Sant’Agata dei Goti dovrebbe liberarsi della sua immagine e considerare con serietà la sua storia. La logica perversa di ieri è oggi ancora in atto. Ieri si voleva il silenzio. Oggi si vuole il giudizio. Ieri si diceva ai santagatesi di tacere. Oggi si dice loro di parlare. Ma perché? Le istituzioni, purtroppo, non sono estranee al disastro dei sotterranei santagatesi. Anzi, ne sono parte in causa. Persino la magistratura e i pubblici ministeri con il dito puntato sapevano. Ma nessuno lo mosse, il dito. Oggi si chiede ai santagatesi di collaborare, fornire notizie e fare nomi e cognomi. Ma non ci vuole l’eroe civile per avere notizie certe e responsabili diretti. Per questo basta il catasto. Oggi, come ieri, servirebbero istituzioni dignitose. Non è più tempo di set cinematografici e “ritorno di immagine”. E’ tempo di scendere nei sotterranei della storia e raccontarsi senza paura e senza speranza le cose come stanno.
I sotterranei di Sant’Agata dei Goti oggi non sono a via Roma, sotto le case e le chiese, ma nella terra fredda e nella terra negra delle sue campagne che sono state prima scavate per decine e decine di metri fino a creare lisce e inviolabili pareti tufacee e distese di terreni grandi due, tre quattro stadi e poi riempite come una gola che ha ingoiato tutto chiudendo nel suo ventre il bene e il male mentre in superficie fioriva l’albicocca e cantava il melograno.
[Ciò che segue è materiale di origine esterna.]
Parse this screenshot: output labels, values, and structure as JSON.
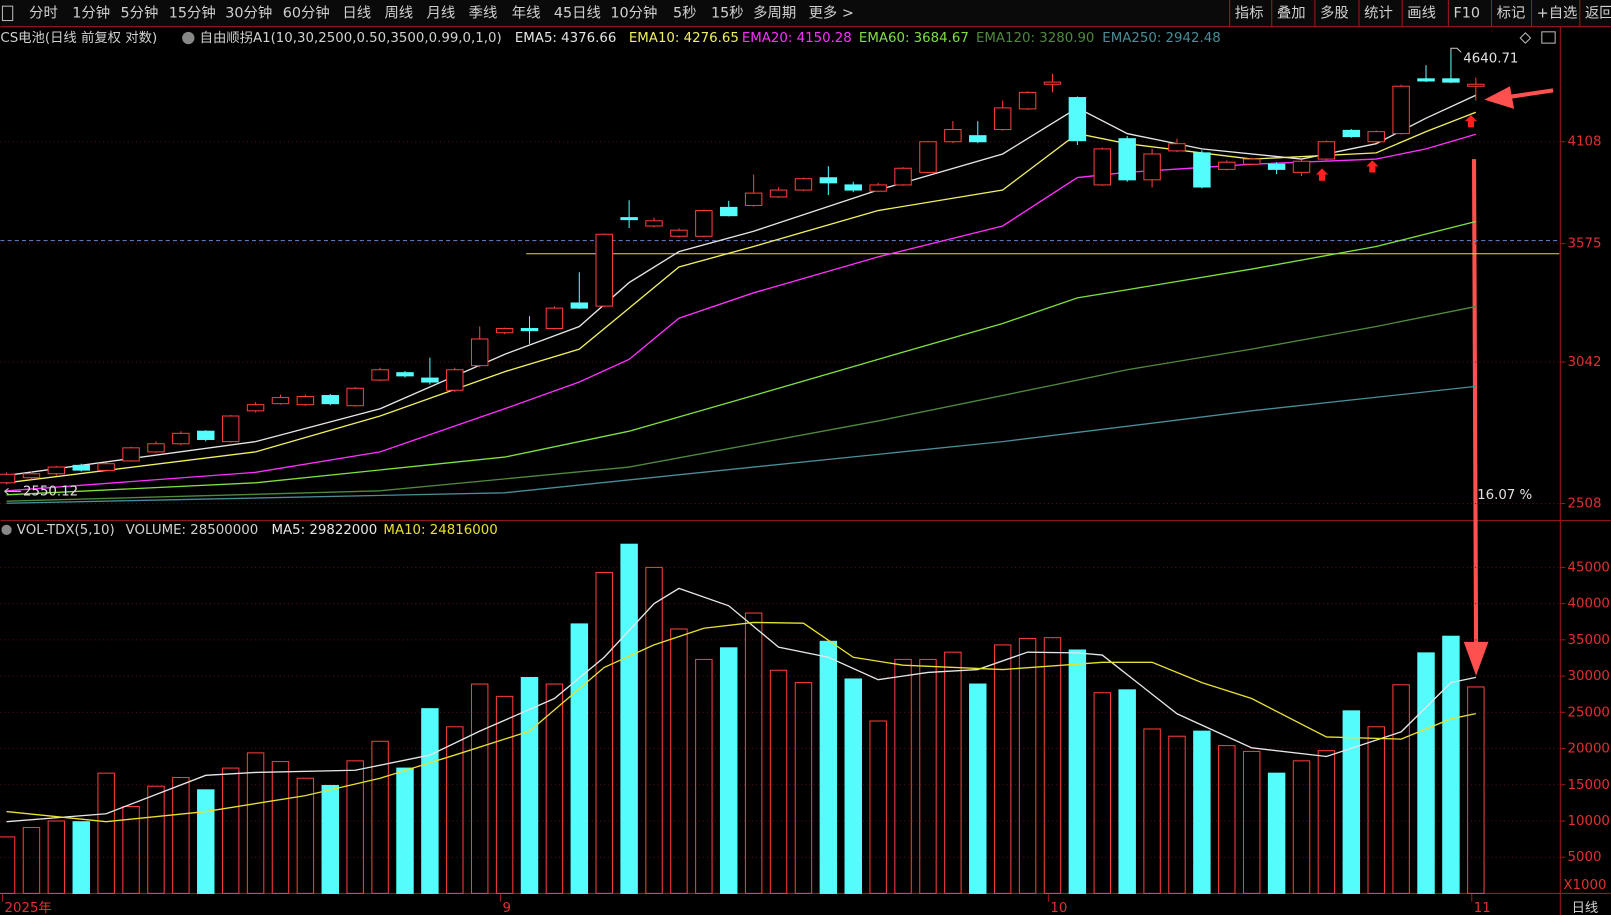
{
  "toolbar": {
    "tabs": [
      "分时",
      "1分钟",
      "5分钟",
      "15分钟",
      "30分钟",
      "60分钟",
      "日线",
      "周线",
      "月线",
      "季线",
      "年线",
      "45日线",
      "10分钟",
      "5秒",
      "15秒",
      "多周期",
      "更多 >"
    ],
    "active": 6,
    "tools": [
      "指标",
      "叠加",
      "多股",
      "统计",
      "画线",
      "F10",
      "标记",
      "+自选",
      "返回"
    ]
  },
  "chart_data": [
    {
      "type": "candlestick",
      "title": "CS电池(日线 前复权 对数)",
      "indicator": "自由顺拐A1(10,30,2500,0.50,3500,0.99,0,1,0)",
      "log_scale": true,
      "ylim": [
        2457,
        4673
      ],
      "yticks": [
        2508,
        3042,
        3575,
        4108
      ],
      "grid": true,
      "up_color": "#ff3c3c",
      "down_color": "#54fcfc",
      "open": [
        2580,
        2598,
        2612,
        2642,
        2624,
        2658,
        2691,
        2721,
        2768,
        2729,
        2846,
        2874,
        2870,
        2906,
        2866,
        2968,
        2998,
        2976,
        2927,
        3027,
        3166,
        3184,
        3184,
        3297,
        3283,
        3704,
        3662,
        3611,
        3611,
        3756,
        3766,
        3810,
        3846,
        3911,
        3873,
        3840,
        3873,
        3940,
        4108,
        4142,
        4177,
        4296,
        4443,
        4363,
        3873,
        4125,
        3900,
        4057,
        4046,
        3956,
        3984,
        3984,
        3940,
        4012,
        4172,
        4108,
        4154,
        4476,
        4476,
        4431
      ],
      "high": [
        2617,
        2620,
        2640,
        2648,
        2652,
        2710,
        2730,
        2768,
        2772,
        2830,
        2880,
        2910,
        2910,
        2912,
        2940,
        3018,
        3005,
        3060,
        3018,
        3193,
        3188,
        3238,
        3282,
        3438,
        3625,
        3793,
        3704,
        3650,
        3745,
        3790,
        3928,
        3860,
        3912,
        3973,
        3890,
        3884,
        3968,
        4112,
        4225,
        4225,
        4345,
        4400,
        4507,
        4370,
        4075,
        4140,
        4068,
        4125,
        4060,
        4005,
        4020,
        3995,
        4010,
        4115,
        4180,
        4172,
        4440,
        4560,
        4640.71,
        4483
      ],
      "low": [
        2575,
        2592,
        2605,
        2620,
        2620,
        2655,
        2688,
        2715,
        2730,
        2725,
        2840,
        2870,
        2865,
        2868,
        2862,
        2964,
        2978,
        2950,
        2920,
        3020,
        3160,
        3118,
        3180,
        3270,
        3278,
        3652,
        3655,
        3604,
        3606,
        3710,
        3760,
        3805,
        3840,
        3820,
        3835,
        3835,
        3868,
        3935,
        4100,
        4100,
        4170,
        4290,
        4394,
        4090,
        3868,
        3890,
        3860,
        4050,
        3855,
        3950,
        3980,
        3930,
        3920,
        4005,
        4130,
        4100,
        4148,
        4456,
        4450,
        4345
      ],
      "close": [
        2610,
        2612,
        2636,
        2625,
        2648,
        2706,
        2721,
        2760,
        2737,
        2826,
        2870,
        2898,
        2902,
        2874,
        2935,
        3010,
        2985,
        2960,
        3010,
        3139,
        3184,
        3175,
        3274,
        3274,
        3621,
        3694,
        3688,
        3641,
        3740,
        3714,
        3830,
        3846,
        3906,
        3884,
        3846,
        3873,
        3962,
        4108,
        4177,
        4108,
        4302,
        4394,
        4456,
        4114,
        4068,
        3900,
        4040,
        4097,
        3862,
        3995,
        4012,
        3956,
        4000,
        4108,
        4137,
        4165,
        4431,
        4463,
        4456,
        4443
      ],
      "high_marker_index": 58,
      "low_marker": 2550.12,
      "hline": 3526,
      "price_line": 3590,
      "annotation": "16.07 %",
      "x_labels": [
        {
          "index": 0,
          "label": "2025年"
        },
        {
          "index": 20,
          "label": "9"
        },
        {
          "index": 42,
          "label": "10"
        },
        {
          "index": 59,
          "label": "11"
        }
      ],
      "lines": [
        {
          "name": "EMA5: 4376.66",
          "color": "#e6e6e6",
          "x": [
            0,
            10,
            15,
            20,
            23,
            25,
            27,
            30,
            35,
            40,
            43,
            45,
            48,
            52,
            55,
            57,
            59
          ],
          "values": [
            2606,
            2729,
            2854,
            3074,
            3193,
            3390,
            3536,
            3636,
            3846,
            4040,
            4302,
            4154,
            4068,
            4012,
            4097,
            4242,
            4376.66
          ]
        },
        {
          "name": "EMA10: 4276.65",
          "color": "#f0f060",
          "x": [
            0,
            10,
            15,
            20,
            23,
            25,
            27,
            30,
            35,
            40,
            43,
            45,
            50,
            55,
            57,
            59
          ],
          "values": [
            2580,
            2691,
            2826,
            3002,
            3096,
            3274,
            3463,
            3561,
            3740,
            3846,
            4154,
            4097,
            4012,
            4046,
            4165,
            4276.65
          ]
        },
        {
          "name": "EMA20: 4150.28",
          "color": "#ff30ff",
          "x": [
            0,
            10,
            15,
            20,
            23,
            25,
            27,
            30,
            35,
            40,
            43,
            45,
            50,
            55,
            57,
            59
          ],
          "values": [
            2552,
            2617,
            2691,
            2854,
            2960,
            3053,
            3229,
            3343,
            3511,
            3662,
            3912,
            3940,
            3984,
            4012,
            4068,
            4150.28
          ]
        },
        {
          "name": "EMA60: 3684.67",
          "color": "#7ee040",
          "x": [
            0,
            10,
            20,
            25,
            30,
            35,
            40,
            43,
            45,
            50,
            55,
            59
          ],
          "values": [
            2538,
            2580,
            2672,
            2768,
            2906,
            3053,
            3206,
            3320,
            3357,
            3453,
            3561,
            3684.67
          ]
        },
        {
          "name": "EMA120: 3280.90",
          "color": "#4f8a3c",
          "x": [
            0,
            15,
            25,
            35,
            42,
            45,
            50,
            55,
            59
          ],
          "values": [
            2516,
            2552,
            2636,
            2807,
            2947,
            3010,
            3096,
            3193,
            3280.9
          ]
        },
        {
          "name": "EMA250: 2942.48",
          "color": "#4a8c98",
          "x": [
            0,
            20,
            30,
            40,
            50,
            59
          ],
          "values": [
            2509,
            2545,
            2636,
            2729,
            2846,
            2942.48
          ]
        }
      ]
    },
    {
      "type": "bar",
      "title": "VOL-TDX(5,10)",
      "legend": "VOLUME: 28500000",
      "unit": "X1000",
      "ylim": [
        0,
        48900
      ],
      "yticks": [
        5000,
        10000,
        15000,
        20000,
        25000,
        30000,
        35000,
        40000,
        45000
      ],
      "grid": true,
      "values": [
        7800,
        9100,
        10000,
        9900,
        16600,
        12000,
        14800,
        16000,
        14300,
        17300,
        19400,
        18200,
        15900,
        14900,
        18300,
        21000,
        17300,
        25500,
        23000,
        28900,
        27200,
        29800,
        28900,
        37200,
        44300,
        48200,
        45000,
        36500,
        32300,
        33900,
        38700,
        30800,
        29100,
        34800,
        29600,
        23800,
        32300,
        32300,
        33300,
        28900,
        34300,
        35200,
        35300,
        33600,
        27700,
        28100,
        22700,
        21700,
        22400,
        20400,
        19600,
        16600,
        18300,
        19700,
        25200,
        23000,
        28800,
        33200,
        35500,
        28500
      ],
      "lines": [
        {
          "name": "MA5: 29822000",
          "color": "#e6e6e6",
          "x": [
            0,
            4,
            8,
            10,
            14,
            17,
            19,
            22,
            24,
            26,
            27,
            29,
            31,
            33,
            35,
            37,
            39,
            41,
            43,
            44,
            47,
            50,
            53,
            56,
            58,
            59
          ],
          "values": [
            9900,
            11000,
            16300,
            16700,
            17000,
            19100,
            22400,
            26900,
            32600,
            40000,
            42100,
            39700,
            34000,
            32600,
            29500,
            30500,
            30900,
            33300,
            33200,
            32900,
            24800,
            20100,
            18900,
            22300,
            29100,
            29822
          ]
        },
        {
          "name": "MA10: 24816000",
          "color": "#e8e030",
          "x": [
            0,
            4,
            8,
            12,
            15,
            18,
            21,
            24,
            26,
            28,
            30,
            32,
            34,
            36,
            40,
            44,
            46,
            48,
            50,
            53,
            56,
            58,
            59
          ],
          "values": [
            11300,
            9900,
            11300,
            13500,
            15900,
            19100,
            22400,
            31200,
            34300,
            36600,
            37400,
            37300,
            32600,
            31500,
            30900,
            31900,
            31900,
            29100,
            26900,
            21600,
            21300,
            24100,
            24816
          ]
        }
      ]
    }
  ],
  "period_label": "日线"
}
Quelle cave gigantesche, che chi ha venti e trent’anni non ha mai visto, erano crateri senza fuoco: profonde e larghe come il ponte sul Martorano, lunghe come il Martorano. Con lo scarico dei rifiuti furono visitate da strade di topi grandi come zoccole. I sotterranei santagatesi nascondono una cattiva coscienza che tutti avevano rimosso. Ma la rimozione non è una soppressione. Ogni anima ha la sua fogna. La cosa rimossa continua a vivere in un altro luogo. Anche sottoterra. Proprio come i morti.